Deux ans plus tard, la douleur reste vive pour ses proches. A fortiori à l’heure du procès. Le 22 mai, le conducteur du tramway incriminé devra répondre d’homicide involontai­re devant le tribunal correction­nel. Âgé de 57 ans, il resterait profondéme­nt marqué par ce drame. Son avocate, Me Laure Santini, refuse de s’exprimer avant l’audience. Mais pour la partie civile – en désaccord avec le parquet sur ce point (lire ci-dessous) – cet homme ne serait que « le dernier maillon d’une chaîne de défaillanc­es. » « C’est tombé sur lui. Mais il y a eu un contexte, fulmine Isabelle Burgède, 50 ans, l’une de ses deux filles. Tout le monde sait, depuis des années, que les chauffeurs ont des problèmes de santé liés au système de freinage des tramways. Et que celui-ci n’est plus aux normes. Peut-être que s’il l’avait été, on n’en serait pas là… » Dans le viseur ? Le système de freinage d’urgence du tramway niçois, mis en service en 2007. D’après le rapport d’expertise établi après l’accident, la rame n’était pas conforme à une norme européenne datant de 2003 (NF EN 13 452).
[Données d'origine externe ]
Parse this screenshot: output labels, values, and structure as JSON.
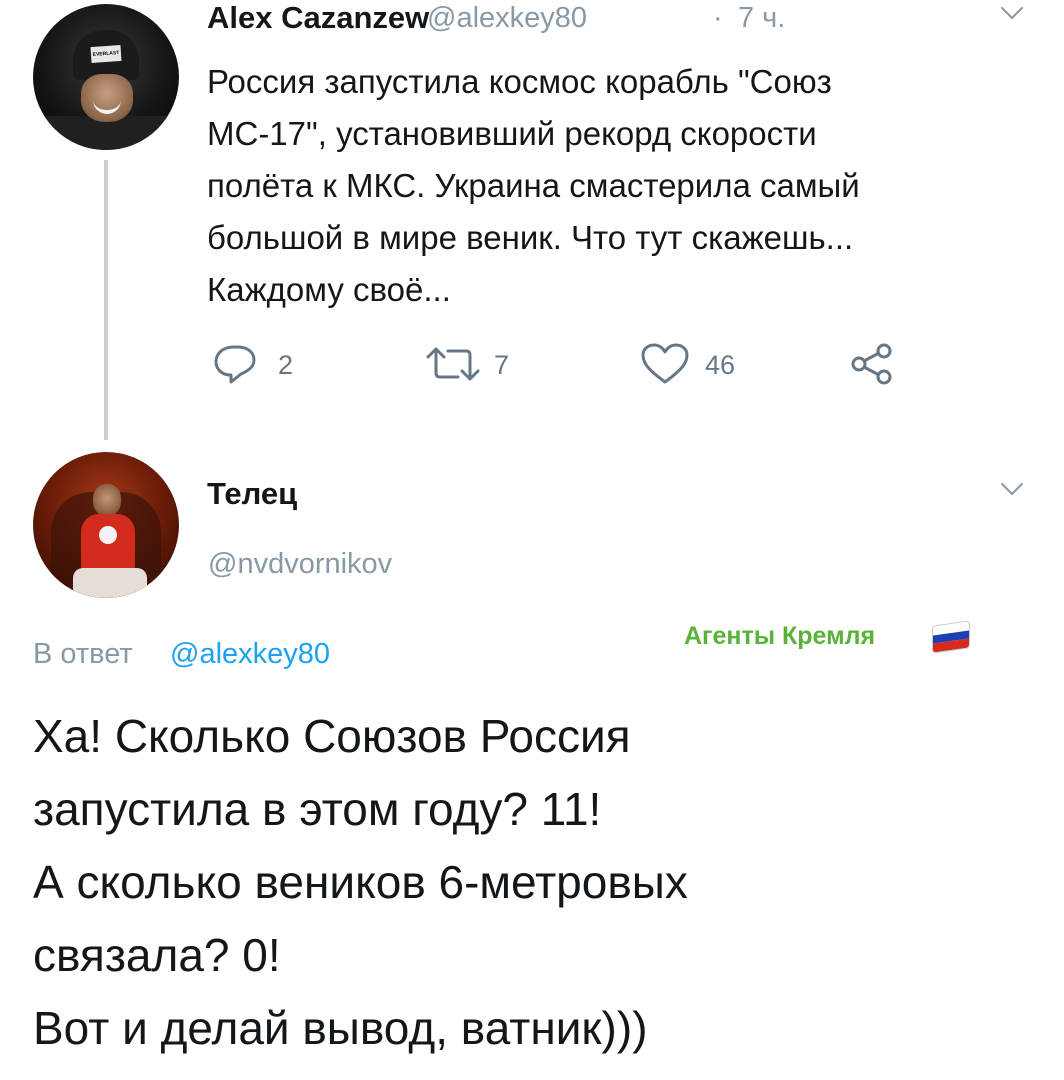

Cette dernière n’était pas encore en vigueur lorsque la commande a été passée à Alstom. « Mais entretemps, des rames allongées sont arrivées pour faire face à l’affluence », rappelle la partie civile. Cette réglementa­tion prévoit deux catégories de freinage : l’un en cas de péril imminent, l’autre si le conducteur ne répond pas. Par mesure de sécurité, ce dernier doit appuyer toutes les dix secondes sur un bouton de sécurité. À défaut, une alarme se déclenche pendant trois secondes… Puis le tramway s’arrête.

Pas de fatalité

Le 11 avril au matin, le chauffeur n’a pas pressé le bouton de veille à temps. Cet oubli a déclenché le freinage fatal. Dans un premier temps, il invoquait la présence d’une voiture stationnée à proximité des rails, qui l’aurait distrait en o uvrant ses portières. La régie Ligne d’azur avait déposé plainte contre l’automobili­ste. L’enquête n’a pas permis de confirmer cette version. Deux ans après, l’origine de cette erreur humaine reste floue. Le procès du 22 mai devrait permettre d’y voir plus clair… À moins que le tribunal n’ordonne un complément d’enquête. La partie civile envisage de le demander, partagée entre le souhait de faire son deuil et de rendre cette affaire emblématiq­ue. « Pour éviter que ça ne se reproduise et que ça ne vienne détruire d’autres familles », invoque Me Yannick Le Maux, partie civile avec Me Élie Lions. Me Le Maux distingue « trois axes de responsabi­lité ». « D’abord, le système de freinage mis en place lors de la conception. Ensuite, le chauffeur qui n’a pas réarmé sa garde et qui est donc à l’origine directe du freinage. Enfin, Lignes d’azur qui décide de redémarrre­r le tramway sans s’enquérir de la gravité des blessures. »

« Pour sensibilis­er »

Difficile, dans ces conditions, de se résoudre à accepter cet accident comme un simple drame de la fatalité. D’autant que, comme le rappelle sa veuve Michelle Burgède, « Jacques était très bien. En bonne santé. Il n’y avait aucune raison qu’il parte. Ils ont tout essayé pour le sauver… Mais ce n’était plus possible. L’hématome était trop important. Dès le lendemain, on nous a préparées au pire. » Ce scénario tragique évoque un drame similaire, survenu à Montpellie­r en 2012 (lire ci-dessous) .Il rappelle aussi, selon Me Le Maux, ces « dizaines de chutes » dans le tram, difficiles à recenser, qui n’ont heureuseme­nt pas connu pareille issue. « Nous voulons qu’Alstom prenne ses responsabi­lités et que la population soit sensibilis­ée aux risques encourus. » « Plus jamais ça !, tonne Isabelle, dans un cri d’alarme auquel se mêle la souffrance intime. Que plus jamais, une famille ne vive ce qu’on a vécu. Tout ça pour des soucis d’économie ! » Dévastée par le chagrin, sa mère dit le calvaire qu’elle endure à 70 ans : « C’est très difficile ces derniers mois. J’ai beaucoup de mal à gérer mes émotions. D’autant que chaque jour, le tramway passe sous mon immeuble… »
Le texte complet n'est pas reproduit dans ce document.